The molecular pathophysiology underlying many neuropsychiatric disorders remains incompletely understood, and current treatments are often limited. This work provides new insight into how disruptions of intracellular protein trafficking can lead to synaptic dysfunction and behavioral abnormalities linked to psychiatric illness.
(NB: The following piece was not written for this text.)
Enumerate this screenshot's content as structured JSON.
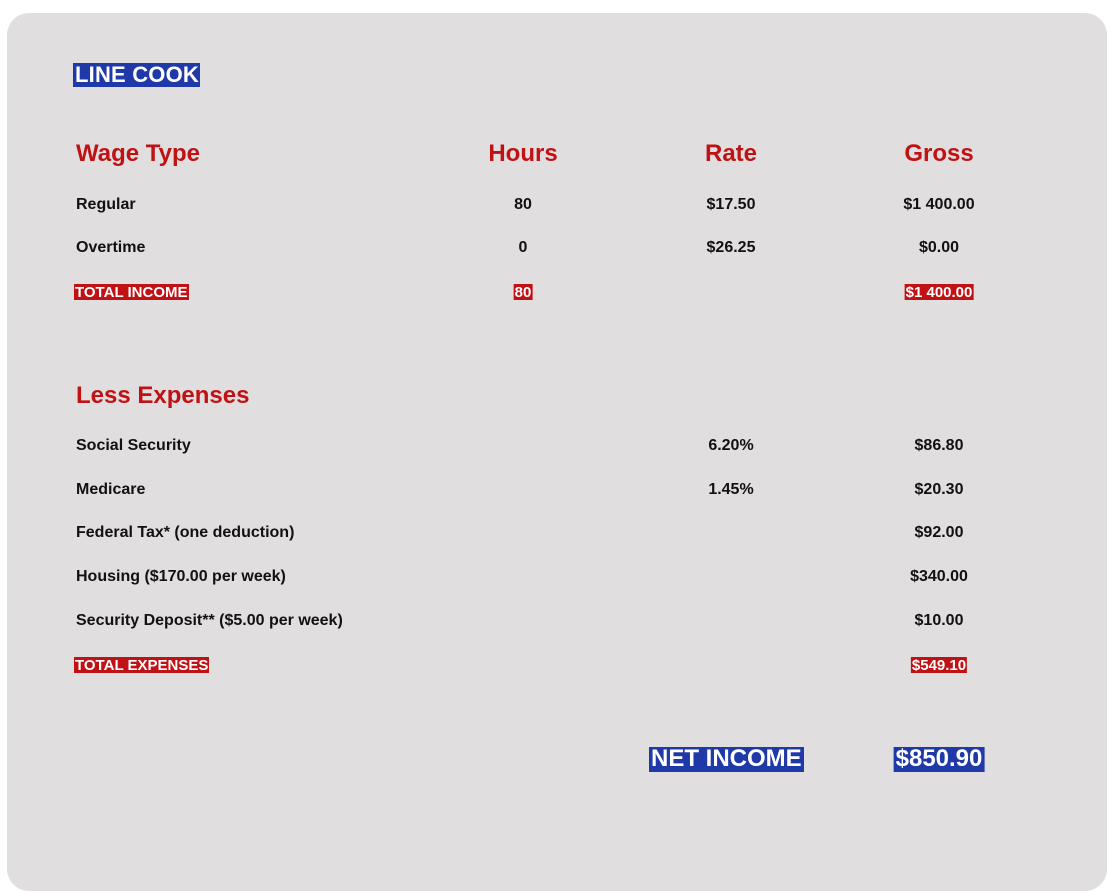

Because the synaptic deficits in ARHGAP33-deficient mice were reversible by pharmacological means that enhance TrkB signaling, the findings offer a promising rationale for developing treatments that specifically address trafficking-dependent synaptic dysfunction in conditions like schizophrenia.
Funding: This research was supported by Grants-in-Aid for Scientific Research from the Japan Society for the Promotion of Science and by Grant-in-Aid for Scientific Research on Innovative Areas.
Source: Saori Obayashi – Osaka University
Image Source: The image is credited to Takanobu Nakazawa (Osaka University) et al.
Original Research: “Emerging roles of ARHGAP33 in intracellular trafficking of TrkB and pathophysiology of neuropsychiatric disorders,” Nature Communications. Published online February 3, 2016. doi:10.1038/ncomms10594
Abstract
Emerging roles of ARHGAP33 in intracellular trafficking of TrkB and pathophysiology of neuropsychiatric disorders
Intracellular trafficking of receptor proteins is essential for neurons to respond to extracellular signals during neural circuit formation and refinement. The precise mechanisms that deliver neurotrophin receptors to synapses have been unclear. This study demonstrates that ARHGAP33, a brain-enriched sorting protein, functions as a regulator of TrkB trafficking. ARHGAP33 knockout mice show decreased synaptic TrkB, impaired dendritic spine development and behavioral abnormalities related to neuropsychiatric disorders. Those deficits can be rescued by pharmacological enhancement of TrkB signaling. Mechanistically, ARHGAP33 interacts with SORT1 to coordinate TrkB transport. Human genetic and expression data link ARHGAP33 and SORT1 to brain phenotypes and to schizophrenia, suggesting that disruption of ARHGAP33/SORT1-mediated TrkB trafficking may represent a novel molecular pathology underlying certain neuropsychiatric conditions.